O plano B dos petistas está em apoiar, numa sucessão indireta, o candidato que se comprometa a engavetar as reformas trabalhista e da Previdência.
Em 1961, diante da crise aberta pela renúncia do presidente Jânio Quadros, o Congresso tinha Tancredo Neves, que negociou com os militares a pose do vice João Goulart, em troca da adoção do Parlamentarismo.
Em 1992, com o impeachment de Collor, o deputado Ulysses Guimarães, avalista da Constituição votada havia quatro anos, intermediou a aterrissagem em nada acidentada das instituições no mandato do vice-presidente Itamar Franco.

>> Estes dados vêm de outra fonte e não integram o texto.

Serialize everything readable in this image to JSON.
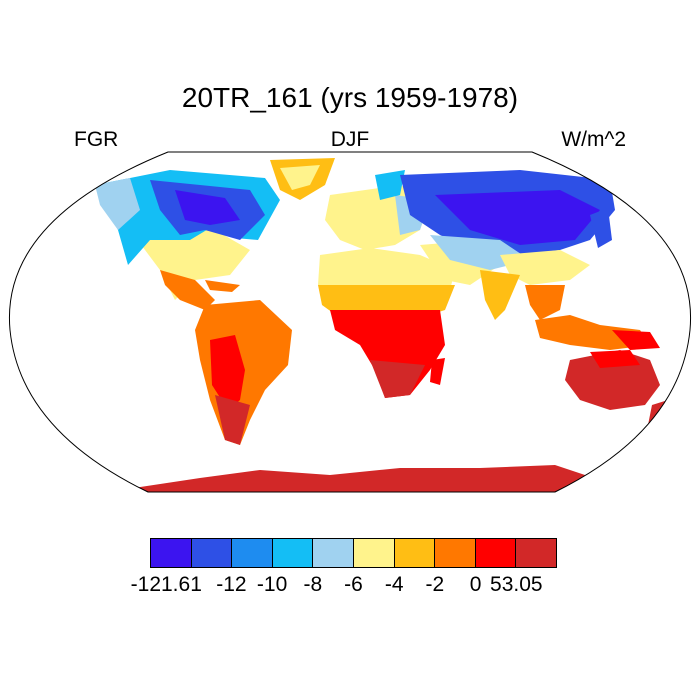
{
  "title": "20TR_161 (yrs 1959-1978)",
  "subtitle_left": "FGR",
  "subtitle_center": "DJF",
  "subtitle_right": "W/m^2",
  "colorbar": {
    "colors": [
      "#3c14f0",
      "#2e50e6",
      "#1e8cf0",
      "#14bef5",
      "#a0d2f0",
      "#fff38c",
      "#ffbe14",
      "#ff7800",
      "#ff0000",
      "#d22828"
    ],
    "tick_labels": [
      "-121.61",
      "-12",
      "-10",
      "-8",
      "-6",
      "-4",
      "-2",
      "0",
      "53.05"
    ]
  },
  "map": {
    "projection": "robinson",
    "land_outline_color": "#000000",
    "ocean_color": "#ffffff"
  }
}
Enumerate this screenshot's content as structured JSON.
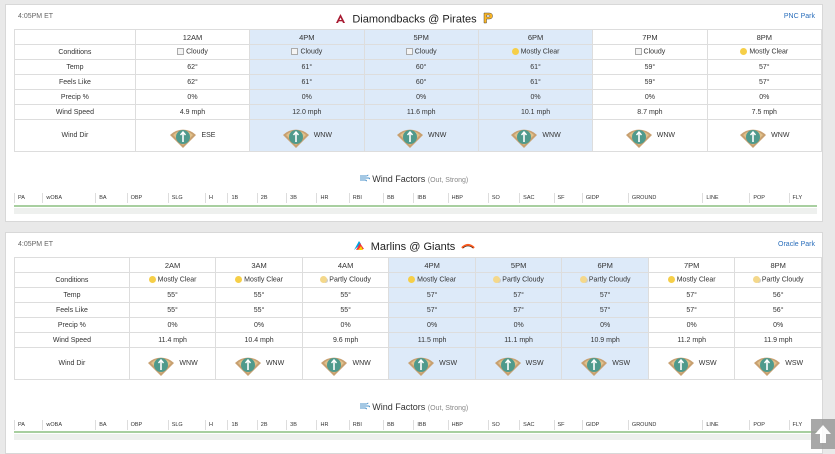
{
  "games": [
    {
      "time": "4:05PM ET",
      "venue": "PNC Park",
      "away": "Diamondbacks",
      "sep": "@",
      "home": "Pirates",
      "hours": [
        "12AM",
        "4PM",
        "5PM",
        "6PM",
        "7PM",
        "8PM"
      ],
      "highlight": [
        false,
        true,
        true,
        true,
        false,
        false
      ],
      "rows": {
        "conditions_label": "Conditions",
        "temp_label": "Temp",
        "feels_label": "Feels Like",
        "precip_label": "Precip %",
        "wind_speed_label": "Wind Speed",
        "wind_dir_label": "Wind Dir"
      },
      "conditions": [
        "Cloudy",
        "Cloudy",
        "Cloudy",
        "Mostly Clear",
        "Cloudy",
        "Mostly Clear"
      ],
      "cond_icons": [
        "broken",
        "broken",
        "broken",
        "sun",
        "broken",
        "sun"
      ],
      "temp": [
        "62°",
        "61°",
        "60°",
        "61°",
        "59°",
        "57°"
      ],
      "feels": [
        "62°",
        "61°",
        "60°",
        "61°",
        "59°",
        "57°"
      ],
      "precip": [
        "0%",
        "0%",
        "0%",
        "0%",
        "0%",
        "0%"
      ],
      "wind_speed": [
        "4.9 mph",
        "12.0 mph",
        "11.6 mph",
        "10.1 mph",
        "8.7 mph",
        "7.5 mph"
      ],
      "wind_dir": [
        "ESE",
        "WNW",
        "WNW",
        "WNW",
        "WNW",
        "WNW"
      ],
      "wind_factors_title": "Wind Factors",
      "wind_factors_sub": "(Out, Strong)"
    },
    {
      "time": "4:05PM ET",
      "venue": "Oracle Park",
      "away": "Marlins",
      "sep": "@",
      "home": "Giants",
      "hours": [
        "2AM",
        "3AM",
        "4AM",
        "4PM",
        "5PM",
        "6PM",
        "7PM",
        "8PM"
      ],
      "highlight": [
        false,
        false,
        false,
        true,
        true,
        true,
        false,
        false
      ],
      "rows": {
        "conditions_label": "Conditions",
        "temp_label": "Temp",
        "feels_label": "Feels Like",
        "precip_label": "Precip %",
        "wind_speed_label": "Wind Speed",
        "wind_dir_label": "Wind Dir"
      },
      "conditions": [
        "Mostly Clear",
        "Mostly Clear",
        "Partly Cloudy",
        "Mostly Clear",
        "Partly Cloudy",
        "Partly Cloudy",
        "Mostly Clear",
        "Partly Cloudy"
      ],
      "cond_icons": [
        "sun",
        "sun",
        "psun",
        "sun",
        "psun",
        "psun",
        "sun",
        "psun"
      ],
      "temp": [
        "55°",
        "55°",
        "55°",
        "57°",
        "57°",
        "57°",
        "57°",
        "56°"
      ],
      "feels": [
        "55°",
        "55°",
        "55°",
        "57°",
        "57°",
        "57°",
        "57°",
        "56°"
      ],
      "precip": [
        "0%",
        "0%",
        "0%",
        "0%",
        "0%",
        "0%",
        "0%",
        "0%"
      ],
      "wind_speed": [
        "11.4 mph",
        "10.4 mph",
        "9.6 mph",
        "11.5 mph",
        "11.1 mph",
        "10.9 mph",
        "11.2 mph",
        "11.9 mph"
      ],
      "wind_dir": [
        "WNW",
        "WNW",
        "WNW",
        "WSW",
        "WSW",
        "WSW",
        "WSW",
        "WSW"
      ],
      "wind_factors_title": "Wind Factors",
      "wind_factors_sub": "(Out, Strong)"
    }
  ],
  "stat_columns": [
    "PA",
    "wOBA",
    "BA",
    "OBP",
    "SLG",
    "H",
    "1B",
    "2B",
    "3B",
    "HR",
    "RBI",
    "BB",
    "IBB",
    "HBP",
    "SO",
    "SAC",
    "SF",
    "GIDP",
    "GROUND",
    "LINE",
    "POP",
    "FLY"
  ],
  "colors": {
    "highlight": "#ddeaf9",
    "link": "#2a6ebb",
    "sun": "#f6cf48",
    "field_dirt": "#c8a070",
    "field_grass": "#4f9a8c"
  },
  "icons": [
    "diamondbacks-logo",
    "pirates-logo",
    "marlins-logo",
    "giants-logo",
    "wind-icon",
    "baseball-field-icon",
    "arrow-up-icon"
  ]
}
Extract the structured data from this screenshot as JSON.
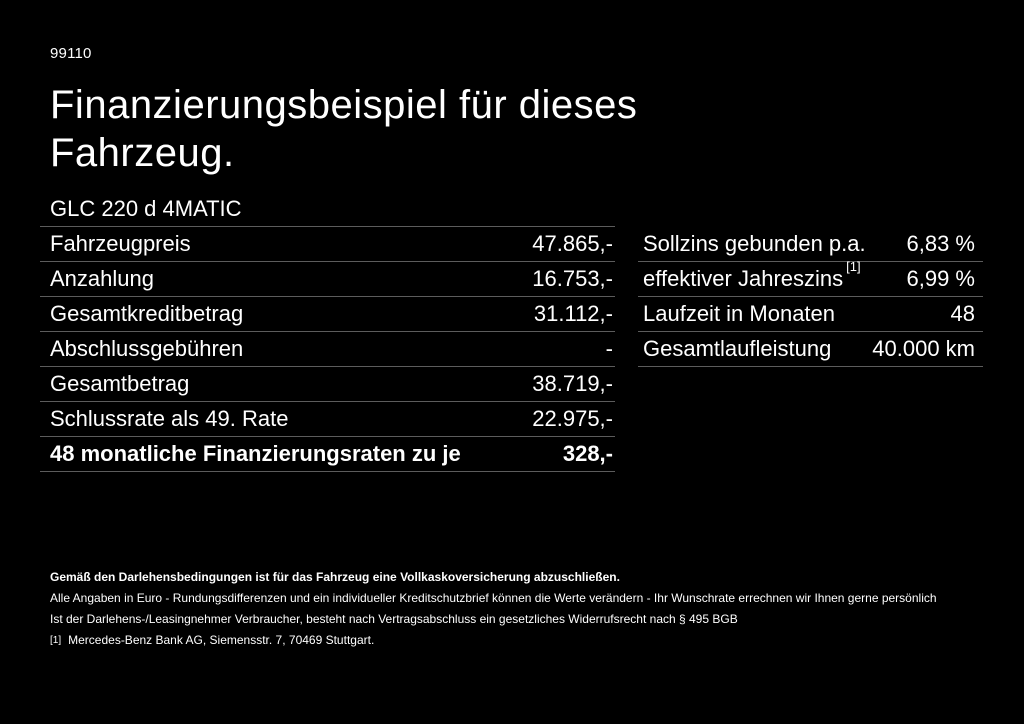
{
  "page": {
    "doc_number": "99110",
    "title_line1": "Finanzierungsbeispiel für dieses",
    "title_line2": "Fahrzeug.",
    "model": "GLC 220 d 4MATIC"
  },
  "colors": {
    "background": "#000000",
    "text": "#ffffff",
    "divider": "#5c5c5c"
  },
  "financing_table": {
    "rows": [
      {
        "label": "Fahrzeugpreis",
        "value": "47.865,-"
      },
      {
        "label": "Anzahlung",
        "value": "16.753,-"
      },
      {
        "label": "Gesamtkreditbetrag",
        "value": "31.112,-"
      },
      {
        "label": "Abschlussgebühren",
        "value": "-"
      },
      {
        "label": "Gesamtbetrag",
        "value": "38.719,-"
      },
      {
        "label": "Schlussrate als 49. Rate",
        "value": "22.975,-"
      },
      {
        "label": "48 monatliche Finanzierungsraten zu je",
        "value": "328,-"
      }
    ]
  },
  "conditions_table": {
    "rows": [
      {
        "label": "Sollzins gebunden p.a.",
        "sup": "",
        "value": "6,83 %"
      },
      {
        "label": "effektiver Jahreszins",
        "sup": "[1]",
        "value": "6,99 %"
      },
      {
        "label": "Laufzeit in Monaten",
        "sup": "",
        "value": "48"
      },
      {
        "label": "Gesamtlaufleistung",
        "sup": "",
        "value": "40.000 km"
      }
    ]
  },
  "footer": {
    "insurance_note": "Gemäß den Darlehensbedingungen ist für das Fahrzeug eine Vollkaskoversicherung abzuschließen.",
    "disclaimer_line1": "Alle Angaben in Euro - Rundungsdifferenzen und ein individueller Kreditschutzbrief können die Werte verändern - Ihr Wunschrate errechnen wir Ihnen gerne persönlich",
    "disclaimer_line2": "Ist der Darlehens-/Leasingnehmer Verbraucher, besteht nach Vertragsabschluss ein gesetzliches Widerrufsrecht nach § 495 BGB",
    "footnote_marker": "[1]",
    "footnote_text": "Mercedes-Benz Bank AG, Siemensstr. 7, 70469 Stuttgart."
  }
}
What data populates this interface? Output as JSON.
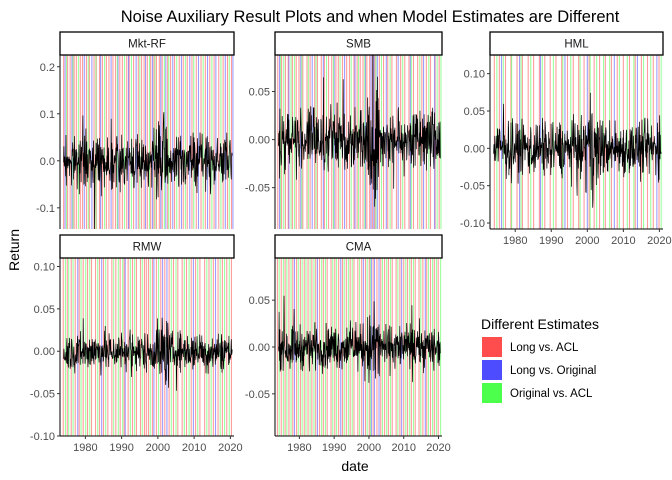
{
  "chart_data": {
    "type": "line",
    "title": "Noise Auxiliary Result Plots and when Model Estimates are Different",
    "xlabel": "date",
    "ylabel": "Return",
    "xlim": [
      1973,
      2021
    ],
    "x_ticks": [
      1980,
      1990,
      2000,
      2010,
      2020
    ],
    "x_tick_labels": [
      "1980",
      "1990",
      "2000",
      "2010",
      "2020"
    ],
    "grid": false,
    "legend": {
      "title": "Different Estimates",
      "placement": "right-bottom",
      "entries": [
        {
          "label": "Long vs. ACL",
          "color": "#ff4d4d"
        },
        {
          "label": "Long vs. Original",
          "color": "#4d4dff"
        },
        {
          "label": "Original vs. ACL",
          "color": "#4dff4d"
        }
      ]
    },
    "panels": [
      {
        "strip": "Mkt-RF",
        "ylim": [
          -0.145,
          0.225
        ],
        "y_ticks": [
          -0.1,
          0.0,
          0.1,
          0.2
        ],
        "y_tick_labels": [
          "-0.1",
          "0.0",
          "0.1",
          "0.2"
        ],
        "amplitude": 0.06,
        "series": [
          {
            "name": "Long vs. ACL",
            "dates": [
              1974.0,
              1975.1,
              1975.8,
              1976.9,
              1977.5,
              1978.6,
              1979.2,
              1980.3,
              1981.1,
              1982.4,
              1983.0,
              1983.9,
              1984.7,
              1985.8,
              1986.5,
              1987.6,
              1988.3,
              1989.5,
              1990.2,
              1991.4,
              1992.1,
              1993.3,
              1994.6,
              1995.5,
              1996.2,
              1997.1,
              1998.0,
              1998.9,
              1999.6,
              2000.4,
              2001.2,
              2002.7,
              2003.5,
              2004.6,
              2005.9,
              2007.0,
              2008.1,
              2009.4,
              2010.6,
              2011.9,
              2013.1,
              2014.3,
              2015.5,
              2016.8,
              2018.0,
              2019.2,
              2020.3
            ]
          },
          {
            "name": "Long vs. Original",
            "dates": [
              1974.4,
              1976.3,
              1979.7,
              1981.8,
              1984.2,
              1987.1,
              1989.0,
              1991.9,
              1994.0,
              1996.6,
              1998.5,
              2000.8,
              2002.2,
              2004.1,
              2006.5,
              2008.8,
              2011.2,
              2013.7,
              2016.0,
              2018.6,
              2020.7
            ]
          },
          {
            "name": "Original vs. ACL",
            "dates": [
              1974.8,
              1976.6,
              1978.1,
              1980.8,
              1982.9,
              1985.3,
              1988.8,
              1990.8,
              1992.7,
              1995.0,
              1997.7,
              1999.2,
              2001.8,
              2003.0,
              2005.2,
              2007.6,
              2009.9,
              2012.5,
              2014.9,
              2017.4,
              2019.7
            ]
          }
        ]
      },
      {
        "strip": "SMB",
        "ylim": [
          -0.093,
          0.088
        ],
        "y_ticks": [
          -0.05,
          0.0,
          0.05
        ],
        "y_tick_labels": [
          "-0.05",
          "0.00",
          "0.05"
        ],
        "amplitude": 0.035,
        "series": [
          {
            "name": "Long vs. ACL",
            "dates": [
              1973.8,
              1974.9,
              1976.0,
              1976.8,
              1978.0,
              1979.1,
              1979.9,
              1981.0,
              1982.2,
              1983.1,
              1984.4,
              1985.2,
              1986.3,
              1987.2,
              1988.4,
              1989.3,
              1990.5,
              1991.2,
              1992.4,
              1993.6,
              1994.4,
              1995.7,
              1996.6,
              1997.5,
              1998.3,
              1999.4,
              2000.2,
              2001.0,
              2001.7,
              2003.0,
              2004.2,
              2005.4,
              2006.6,
              2007.9,
              2009.1,
              2010.3,
              2011.5,
              2012.8,
              2014.0,
              2015.2,
              2016.5,
              2017.7,
              2019.0,
              2020.2
            ]
          },
          {
            "name": "Long vs. Original",
            "dates": [
              1974.3,
              1977.0,
              1980.4,
              1983.7,
              1986.9,
              1990.0,
              1993.0,
              1996.0,
              1999.0,
              2000.6,
              2001.4,
              2002.4,
              2005.0,
              2008.4,
              2011.9,
              2015.7,
              2018.9
            ]
          },
          {
            "name": "Original vs. ACL",
            "dates": [
              1974.6,
              1975.5,
              1977.6,
              1978.6,
              1980.7,
              1982.6,
              1984.8,
              1987.8,
              1989.8,
              1991.7,
              1994.9,
              1997.0,
              1998.8,
              2002.0,
              2003.6,
              2006.1,
              2009.7,
              2012.2,
              2014.6,
              2017.2,
              2019.6,
              2020.7
            ]
          }
        ]
      },
      {
        "strip": "HML",
        "ylim": [
          -0.108,
          0.125
        ],
        "y_ticks": [
          -0.1,
          -0.05,
          0.0,
          0.05,
          0.1
        ],
        "y_tick_labels": [
          "-0.10",
          "-0.05",
          "0.00",
          "0.05",
          "0.10"
        ],
        "amplitude": 0.04,
        "series": [
          {
            "name": "Long vs. ACL",
            "dates": [
              1974.2,
              1975.6,
              1977.3,
              1978.8,
              1980.5,
              1982.0,
              1983.6,
              1985.1,
              1986.7,
              1988.2,
              1989.7,
              1991.3,
              1992.9,
              1994.5,
              1996.1,
              1997.6,
              1999.1,
              2000.5,
              2001.9,
              2003.4,
              2005.0,
              2006.7,
              2008.3,
              2010.0,
              2011.7,
              2013.3,
              2015.0,
              2016.7,
              2018.3,
              2019.9
            ]
          },
          {
            "name": "Long vs. Original",
            "dates": [
              1976.2,
              1981.2,
              1987.0,
              1993.8,
              2000.0,
              2007.5,
              2013.9,
              2019.3
            ]
          },
          {
            "name": "Original vs. ACL",
            "dates": [
              1974.9,
              1976.7,
              1979.0,
              1981.6,
              1984.3,
              1987.5,
              1990.6,
              1993.2,
              1995.4,
              1998.0,
              2000.8,
              2002.6,
              2004.5,
              2006.2,
              2008.9,
              2011.1,
              2012.9,
              2015.6,
              2017.6,
              2020.5
            ]
          }
        ]
      },
      {
        "strip": "RMW",
        "ylim": [
          -0.1,
          0.11
        ],
        "y_ticks": [
          -0.1,
          -0.05,
          0.0,
          0.05,
          0.1
        ],
        "y_tick_labels": [
          "-0.10",
          "-0.05",
          "0.00",
          "0.05",
          "0.10"
        ],
        "amplitude": 0.025,
        "series": [
          {
            "name": "Long vs. ACL",
            "dates": [
              1973.9,
              1975.0,
              1976.1,
              1977.2,
              1978.3,
              1979.4,
              1980.6,
              1981.7,
              1982.8,
              1983.9,
              1985.0,
              1986.2,
              1987.3,
              1988.4,
              1989.6,
              1990.7,
              1991.8,
              1993.0,
              1994.1,
              1995.2,
              1996.3,
              1996.8,
              1997.4,
              1998.5,
              1999.6,
              2000.8,
              2001.9,
              2003.1,
              2004.3,
              2005.5,
              2006.7,
              2007.9,
              2009.2,
              2010.4,
              2011.6,
              2012.9,
              2014.1,
              2015.3,
              2016.6,
              2017.8,
              2019.0,
              2020.3
            ]
          },
          {
            "name": "Long vs. Original",
            "dates": [
              1977.9,
              1984.5,
              1991.0,
              1998.9,
              2001.3,
              2002.5,
              2009.8,
              2015.9
            ]
          },
          {
            "name": "Original vs. ACL",
            "dates": [
              1974.5,
              1975.4,
              1976.6,
              1978.8,
              1980.1,
              1981.2,
              1983.4,
              1985.6,
              1987.8,
              1989.1,
              1990.3,
              1992.4,
              1993.6,
              1995.7,
              1997.9,
              2000.2,
              2003.7,
              2005.0,
              2007.3,
              2008.6,
              2011.0,
              2013.5,
              2014.7,
              2017.2,
              2018.4,
              2019.7
            ]
          }
        ]
      },
      {
        "strip": "CMA",
        "ylim": [
          -0.095,
          0.095
        ],
        "y_ticks": [
          -0.05,
          0.0,
          0.05
        ],
        "y_tick_labels": [
          "-0.05",
          "0.00",
          "0.05"
        ],
        "amplitude": 0.025,
        "series": [
          {
            "name": "Long vs. ACL",
            "dates": [
              1973.7,
              1974.8,
              1975.9,
              1977.0,
              1978.1,
              1979.2,
              1980.3,
              1981.4,
              1982.5,
              1983.6,
              1984.7,
              1985.8,
              1986.9,
              1988.0,
              1989.1,
              1990.2,
              1991.3,
              1992.4,
              1993.5,
              1994.6,
              1995.7,
              1996.8,
              1997.9,
              1999.0,
              2000.1,
              2001.2,
              2002.3,
              2003.4,
              2004.5,
              2005.6,
              2006.7,
              2007.8,
              2008.9,
              2010.0,
              2011.1,
              2012.2,
              2013.3,
              2014.4,
              2015.5,
              2016.6,
              2017.7,
              2018.8,
              2019.9
            ]
          },
          {
            "name": "Long vs. Original",
            "dates": [
              1978.6,
              1985.2,
              1991.9,
              1998.4,
              2000.7,
              2001.6,
              2002.9,
              2009.4,
              2016.2
            ]
          },
          {
            "name": "Original vs. ACL",
            "dates": [
              1974.2,
              1975.4,
              1976.4,
              1977.6,
              1979.7,
              1980.8,
              1981.9,
              1983.1,
              1984.2,
              1986.4,
              1987.5,
              1989.6,
              1990.7,
              1992.9,
              1994.1,
              1995.2,
              1997.3,
              1999.5,
              2000.4,
              2003.9,
              2005.1,
              2006.2,
              2008.3,
              2010.6,
              2011.7,
              2012.8,
              2014.9,
              2017.1,
              2018.3,
              2019.4,
              2020.6
            ]
          }
        ]
      }
    ]
  }
}
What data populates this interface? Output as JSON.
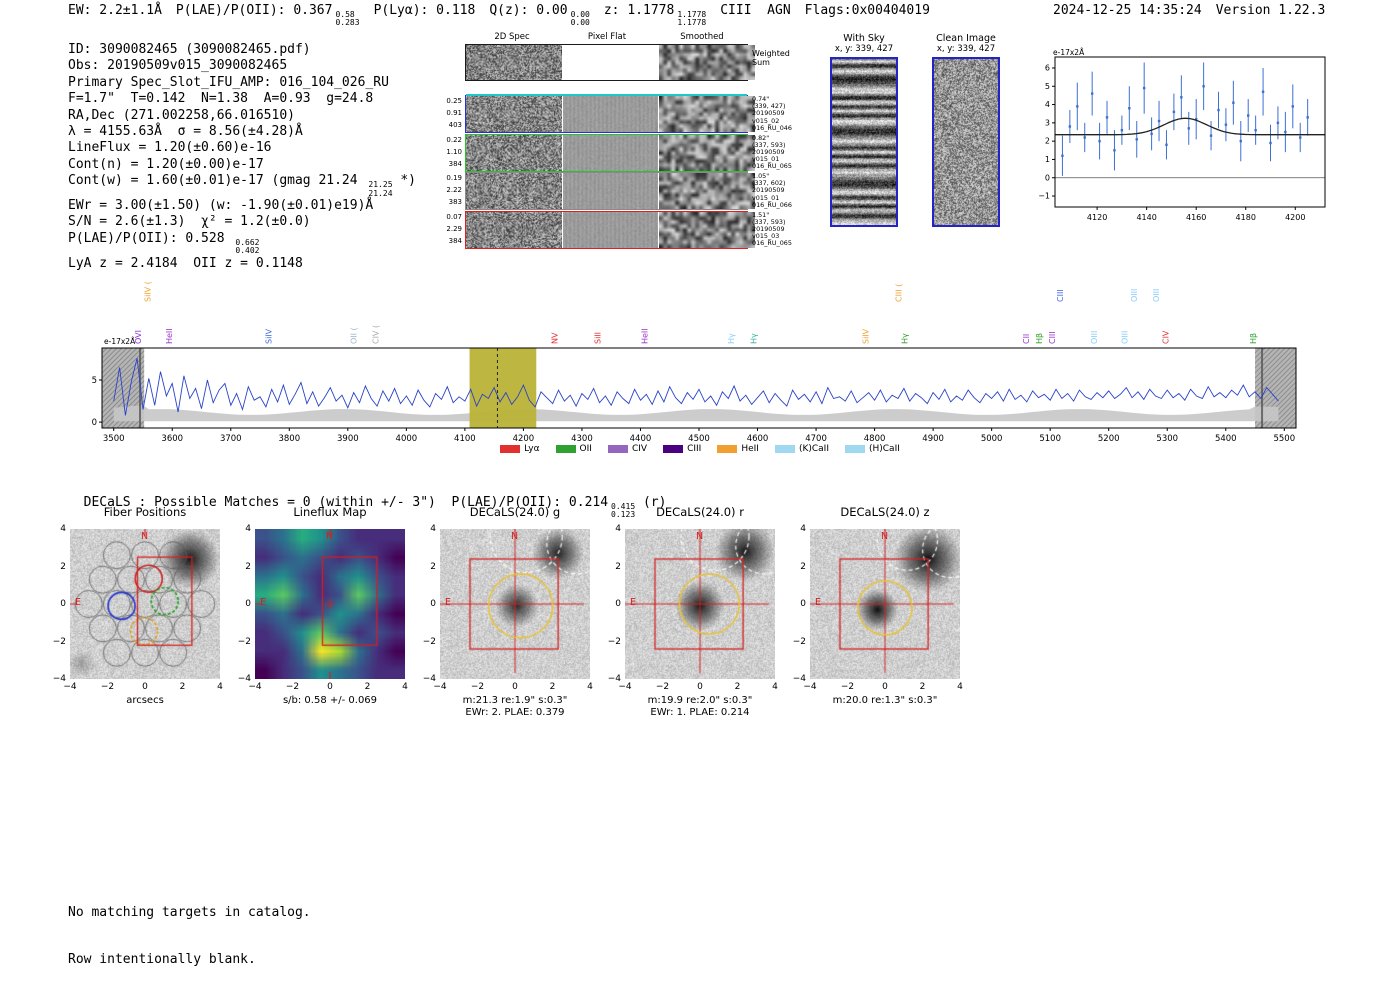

As crises cambiais externas dois oito anos de seu mandato – a primeira foi a do México, em 1994, a última, a da Rússia, em 1999 – encontrou FHC na liderança e no controle do processo de recuperação.
Pois esse horizonte está agora vazio, um horizonte que já foi povoado por políticos de imensa habilidade e que eram respeitados por aliados e adversários, o que facilitava as coisas.
Com o desprestígio da política, em razão da frequência dos escândalos de corrupção, a partir da queda de Collor, cada vez uma quantidade menor de candidatos a postos eletivos passou a ter a densidade ética ou intelectual e o sentido do bem público.
Em lugar deles, o espaço passou a ser ocupado pelos candidatos das igrejas evangélicas, das corporações policiais, dos sindicatos de classe, das pequenas capelas ideológicas.
Toda essa gente consegue no máximo administrar o cotidiano. Mas todos se calam por covardia ou impotência nos momentos de crise mais grave. É justamente onde está nesse momento o Brasil.